The Metro West Daily News (MA) reports:
Ten years and $39.8 million later, the Natick Soldier Systems Center has reduced by 80 percent the concentration of contaminants in the groundwater of the Superfund site near Lake Cochituate. The long and complicated cleanup — which faces stages in which chemicals will be harder to remove — could still take 20 more years and at least $20 million.[...]

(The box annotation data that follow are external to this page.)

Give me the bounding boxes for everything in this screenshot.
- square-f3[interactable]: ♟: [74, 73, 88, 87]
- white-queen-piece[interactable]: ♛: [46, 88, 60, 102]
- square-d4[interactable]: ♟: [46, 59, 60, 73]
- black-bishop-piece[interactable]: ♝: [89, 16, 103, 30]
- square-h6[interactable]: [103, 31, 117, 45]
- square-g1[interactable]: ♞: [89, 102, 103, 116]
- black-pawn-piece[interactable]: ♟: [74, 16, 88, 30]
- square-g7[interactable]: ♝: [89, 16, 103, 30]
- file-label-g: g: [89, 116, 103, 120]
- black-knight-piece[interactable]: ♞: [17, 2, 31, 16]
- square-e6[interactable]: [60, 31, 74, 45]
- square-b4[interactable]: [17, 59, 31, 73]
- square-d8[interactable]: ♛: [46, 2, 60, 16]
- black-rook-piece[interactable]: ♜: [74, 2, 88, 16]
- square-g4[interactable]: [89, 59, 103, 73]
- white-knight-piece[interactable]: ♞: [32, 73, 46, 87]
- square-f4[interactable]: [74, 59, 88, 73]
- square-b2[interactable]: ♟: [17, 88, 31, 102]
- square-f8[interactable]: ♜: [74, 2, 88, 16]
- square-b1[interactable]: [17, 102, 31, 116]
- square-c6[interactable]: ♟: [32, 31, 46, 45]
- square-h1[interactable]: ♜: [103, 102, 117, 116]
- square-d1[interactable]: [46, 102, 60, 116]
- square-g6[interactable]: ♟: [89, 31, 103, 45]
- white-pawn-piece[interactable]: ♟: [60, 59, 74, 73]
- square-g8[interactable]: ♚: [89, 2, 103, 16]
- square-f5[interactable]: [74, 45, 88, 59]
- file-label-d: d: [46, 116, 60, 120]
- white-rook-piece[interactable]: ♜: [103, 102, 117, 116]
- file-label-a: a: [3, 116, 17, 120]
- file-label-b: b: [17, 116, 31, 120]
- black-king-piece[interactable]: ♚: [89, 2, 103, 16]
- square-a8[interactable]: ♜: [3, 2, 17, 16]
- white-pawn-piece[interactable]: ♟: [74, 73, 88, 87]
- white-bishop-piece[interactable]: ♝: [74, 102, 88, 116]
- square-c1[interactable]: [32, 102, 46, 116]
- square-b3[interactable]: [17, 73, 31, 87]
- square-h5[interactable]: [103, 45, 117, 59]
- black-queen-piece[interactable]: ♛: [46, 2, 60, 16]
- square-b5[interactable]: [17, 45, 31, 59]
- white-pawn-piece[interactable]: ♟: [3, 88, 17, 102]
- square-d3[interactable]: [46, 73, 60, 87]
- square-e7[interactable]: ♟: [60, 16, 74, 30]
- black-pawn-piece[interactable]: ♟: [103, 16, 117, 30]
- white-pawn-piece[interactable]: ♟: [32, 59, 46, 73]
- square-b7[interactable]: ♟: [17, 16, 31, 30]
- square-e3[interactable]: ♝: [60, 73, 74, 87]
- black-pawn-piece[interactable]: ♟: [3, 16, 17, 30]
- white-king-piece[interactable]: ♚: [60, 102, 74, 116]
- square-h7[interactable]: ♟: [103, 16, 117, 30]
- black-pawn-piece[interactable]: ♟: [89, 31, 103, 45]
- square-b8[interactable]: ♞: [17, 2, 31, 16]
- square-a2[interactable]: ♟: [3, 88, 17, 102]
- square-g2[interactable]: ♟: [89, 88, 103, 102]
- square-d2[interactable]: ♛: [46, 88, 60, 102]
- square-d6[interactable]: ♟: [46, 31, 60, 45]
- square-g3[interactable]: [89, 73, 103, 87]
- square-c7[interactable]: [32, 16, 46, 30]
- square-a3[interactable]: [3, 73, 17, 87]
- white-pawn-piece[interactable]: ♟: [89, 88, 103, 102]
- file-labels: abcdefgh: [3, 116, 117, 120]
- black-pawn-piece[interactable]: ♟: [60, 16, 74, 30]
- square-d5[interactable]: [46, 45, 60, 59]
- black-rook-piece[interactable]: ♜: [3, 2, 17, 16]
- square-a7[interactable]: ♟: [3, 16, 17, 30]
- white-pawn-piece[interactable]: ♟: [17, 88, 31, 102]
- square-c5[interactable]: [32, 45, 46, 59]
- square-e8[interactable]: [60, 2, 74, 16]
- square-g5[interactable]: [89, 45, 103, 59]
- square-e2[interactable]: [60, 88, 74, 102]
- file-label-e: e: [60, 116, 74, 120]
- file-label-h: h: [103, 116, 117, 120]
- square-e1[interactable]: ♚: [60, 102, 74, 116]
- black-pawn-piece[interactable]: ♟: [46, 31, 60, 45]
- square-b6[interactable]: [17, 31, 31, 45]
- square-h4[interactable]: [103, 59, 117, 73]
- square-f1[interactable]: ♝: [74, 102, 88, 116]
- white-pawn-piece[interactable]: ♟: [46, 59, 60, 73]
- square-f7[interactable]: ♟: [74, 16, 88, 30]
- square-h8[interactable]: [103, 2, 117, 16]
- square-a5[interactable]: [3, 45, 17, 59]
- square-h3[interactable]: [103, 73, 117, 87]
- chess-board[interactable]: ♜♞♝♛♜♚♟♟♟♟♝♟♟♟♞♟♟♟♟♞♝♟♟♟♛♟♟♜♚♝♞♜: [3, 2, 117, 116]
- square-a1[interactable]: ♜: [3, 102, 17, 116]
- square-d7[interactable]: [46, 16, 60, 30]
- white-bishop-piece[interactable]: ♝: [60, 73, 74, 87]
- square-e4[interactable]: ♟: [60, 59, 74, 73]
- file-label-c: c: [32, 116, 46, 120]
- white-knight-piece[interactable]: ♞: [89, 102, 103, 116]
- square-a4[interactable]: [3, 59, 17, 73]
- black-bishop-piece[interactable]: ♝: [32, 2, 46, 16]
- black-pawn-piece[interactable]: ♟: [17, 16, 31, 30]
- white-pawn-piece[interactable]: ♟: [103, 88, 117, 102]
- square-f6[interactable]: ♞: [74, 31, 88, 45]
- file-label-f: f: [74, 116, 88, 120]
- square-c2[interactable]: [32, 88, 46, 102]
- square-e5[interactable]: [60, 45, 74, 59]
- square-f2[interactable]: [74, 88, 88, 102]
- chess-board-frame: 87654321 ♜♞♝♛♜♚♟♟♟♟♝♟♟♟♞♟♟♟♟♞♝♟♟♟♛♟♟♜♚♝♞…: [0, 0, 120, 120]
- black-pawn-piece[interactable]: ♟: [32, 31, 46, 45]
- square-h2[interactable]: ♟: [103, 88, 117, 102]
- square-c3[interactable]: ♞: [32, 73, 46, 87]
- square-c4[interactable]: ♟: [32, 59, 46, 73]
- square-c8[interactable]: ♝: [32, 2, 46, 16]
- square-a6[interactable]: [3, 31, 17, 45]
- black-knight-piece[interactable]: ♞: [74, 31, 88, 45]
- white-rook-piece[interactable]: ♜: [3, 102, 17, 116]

A treatment plant has been cleaning [trichloroethylene and tetrachloroethylene] since 1998 by airing the chemicals into carbon filters and discharging clean water. TCE and PCE have been detected in three different areas of the 12 identified sites. The plant cleanup has cost between $2 million to $5 million per year over the last few years and the facility has pumped and treated 210 million gallons of water so far. The cleanup area of groundwater — known as T-25 — is about 2,200 feet from the Springvale Wells, which supply drinking water to Natick. Although 80 percent of the concentration of TCE and PCE has been removed, the remaining 20 percent will be the hardest to get rid of, raising costs even higher.
[...]
Things, however, could get complicated soon. If the town approves a state plan to put herbicides in the lake to control weed growth, state officials will have to be very careful on where they dump those chemicals, said Natick’s environmental compliance officer Bob Bois. The removal of the weeds — known as milfoil — could make their roots break up the soil and spread the contamination into the water, said Bois. “We want to make sure this does not make the problem worse,” he said.